Günümüzde üniter nitelikteki ülkelerde yönetim görevi ve sorumluluğu merkezi yönetim ve yerel yönetimler olmak üzere iki ayrı örgüt arasında paylaşılmıştır. Ulusal sınırlar içinde yaşayan toplumun ortak nitelikteki ihtiyaç ve menfaatleri merkezi yönetim adı verilen bir örgüt aracılığıyla yerine getirilmektedir. Ancak hemen her ülkede, merkezi yönetimin yanı sıra ulusal sınırlar içerisinde yaşayan topluluklardan oluşan köy, kasaba ve kent gibi birçok yerleşim birimi vardır ve bu yerleşim birimlerindeki yerel nitelikteki ihtiyaçlar yerel yönetim birimleri tarafından yerine getirilmektedir.

Yerel yönetimler merkezi yönetime göre daha küçük birimler olduğu için demokratik uygulamalara daha yatkın kuruluşlardır. Yerel yönetimler tarihsel olarak merkezi yönetimden daha önce geldiği gibi demokratik potansiyel olarak diğer yönetim birimlerinden daha üstündürler.

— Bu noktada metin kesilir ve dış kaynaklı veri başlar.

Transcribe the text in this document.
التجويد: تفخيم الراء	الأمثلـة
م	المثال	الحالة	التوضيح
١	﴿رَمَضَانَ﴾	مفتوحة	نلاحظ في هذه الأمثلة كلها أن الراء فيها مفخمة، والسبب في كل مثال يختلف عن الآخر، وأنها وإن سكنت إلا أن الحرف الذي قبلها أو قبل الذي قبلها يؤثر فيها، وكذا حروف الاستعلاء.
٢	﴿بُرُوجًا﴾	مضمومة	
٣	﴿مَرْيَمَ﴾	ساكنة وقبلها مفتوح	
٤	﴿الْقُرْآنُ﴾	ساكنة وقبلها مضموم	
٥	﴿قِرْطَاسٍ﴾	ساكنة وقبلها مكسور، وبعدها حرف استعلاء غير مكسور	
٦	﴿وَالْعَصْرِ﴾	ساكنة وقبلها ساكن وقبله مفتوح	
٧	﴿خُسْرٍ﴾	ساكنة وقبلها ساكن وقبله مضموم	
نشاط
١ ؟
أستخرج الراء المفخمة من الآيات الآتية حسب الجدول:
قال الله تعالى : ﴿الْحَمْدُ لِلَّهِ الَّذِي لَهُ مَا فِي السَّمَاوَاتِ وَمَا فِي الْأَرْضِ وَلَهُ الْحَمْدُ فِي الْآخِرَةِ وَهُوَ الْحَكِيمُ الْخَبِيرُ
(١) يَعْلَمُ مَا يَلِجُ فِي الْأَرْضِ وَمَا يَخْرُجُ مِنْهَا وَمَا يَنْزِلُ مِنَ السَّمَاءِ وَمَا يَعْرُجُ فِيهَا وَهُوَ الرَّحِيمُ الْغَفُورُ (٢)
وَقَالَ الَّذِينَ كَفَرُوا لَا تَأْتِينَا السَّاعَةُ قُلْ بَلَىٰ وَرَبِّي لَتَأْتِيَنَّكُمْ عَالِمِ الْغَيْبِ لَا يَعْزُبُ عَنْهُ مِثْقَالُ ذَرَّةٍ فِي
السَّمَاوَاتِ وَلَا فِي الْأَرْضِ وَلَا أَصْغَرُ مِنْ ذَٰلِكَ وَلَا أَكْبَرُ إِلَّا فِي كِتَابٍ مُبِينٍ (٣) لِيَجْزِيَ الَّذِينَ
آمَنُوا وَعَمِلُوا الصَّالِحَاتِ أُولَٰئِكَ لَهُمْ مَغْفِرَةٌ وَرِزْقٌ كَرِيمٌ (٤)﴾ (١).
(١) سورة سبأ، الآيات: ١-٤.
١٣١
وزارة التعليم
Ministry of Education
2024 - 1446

Çünkü bireyin kendi kendine yönetime katılabileceği en uygun ortam yerel düzeyde olanıdır.

Yerel demokrasi yerel halkın karar süreçlerine doğrudan ya da temsilciler yoluyla katılımıdır. Yerel yönetimler, yönetime katılım, hizmetlerde etkinlik, demokratik uygulamalar, özgürlük gibi demokrasinin pek çok değeriyle birlikte anıldıkları ve toplumun demokratikleşmesine önemli katkılar sağladıkları için “yerel demokrasi kurumları” olarak adlandırılmaktadır. Yerel demokrasinin geliştirilmesinde en önemli ölçüt, yerel halkın kararlara yaptığı katkının derecesidir. Bu katkı ne kadar fazla ise, yerel demokrasi o oranda gelişmiştir. Bu anlamda yerel demokrasinin temel ilkelerini; karar organlarının seçimle iş başına gelmesi, halkın karar süreçlerine etkin katılımının sağlanması, bağımsız karar alma ve uygulama ile mali özerklik olarak ifade edebiliriz.

Demokrasi ile yerel yönetimlerin birlikte anılması, temelini komün yönetimlerinden almaktadır. Komünler bulundukları dönemde demokrasi birimleri olarak görülmüşler ve o dönemin iktidarına karşı hep özgürlüğün, eşitliğin, katılımın ve kendi kendini yönetmenin örneğini oluşturmuşlardır. Günümüzde de yerel yönetimler demokrasinin temel kurumları olarak görülmektedir. Yerel yönetimlerin demokratik bir kurum olarak görülmesinin gerekçesini seçim ve temsil ilkesinin varlığı oluşturmaktadır. Yerel yönetimler açısından ortaya çıkan başka bir üstünlük noktası ise, temsil ilkesi gereği seçimler sonucunda oluşan yerel meclisler ile temsil edilenler arasında coğrafi ve toplumsal yakınlığın sağladığı avantajın olmasıdır. Bu avantaj demokrasinin denetim ve sorumluluk ilkesinin gerçek anlamda uygulanabilir olmasına imkân sağlamaktadır. Ayrıca demokrasi kavramının temel gerekleri olan halk katılımı, çoğunluk ilkesi ve seçmene karşı hesap verme sorumluluğu gibi değerlerin yerel yönetimlerde hayata geçirilmesi daha kolaydır.

Katılım Kavramı

Katılım süreci üç farklı anlamıyla ortaya çıkmaya başlamıştır. İlk olarak kamu yönetimi süreçleri iletişim ağırlıklı süreçler haline gelmiştir. İkinci olarak bireylerin katılımının sağlanmasında iletişimin tek başına yeterli olmayacağı, merkezi yönetimin katılımı artırmak için gerekli koşulları sağlamak ve yapılandırmak yükümlülüğünde olduğu kabul edilmektedir. Üçüncü olarak ise, katılımın karar alma süreçlerinde yer almanın dışında kamu yönetim süreçlerinde aktif bir şekilde, gönüllülüğe dayalı olarak görev almak anlamının da bulunduğu kabul edilmektedir. Sonuçta, uygulamada bu üç farklı katılım biçiminin birarada bulunduğu söylenebilir.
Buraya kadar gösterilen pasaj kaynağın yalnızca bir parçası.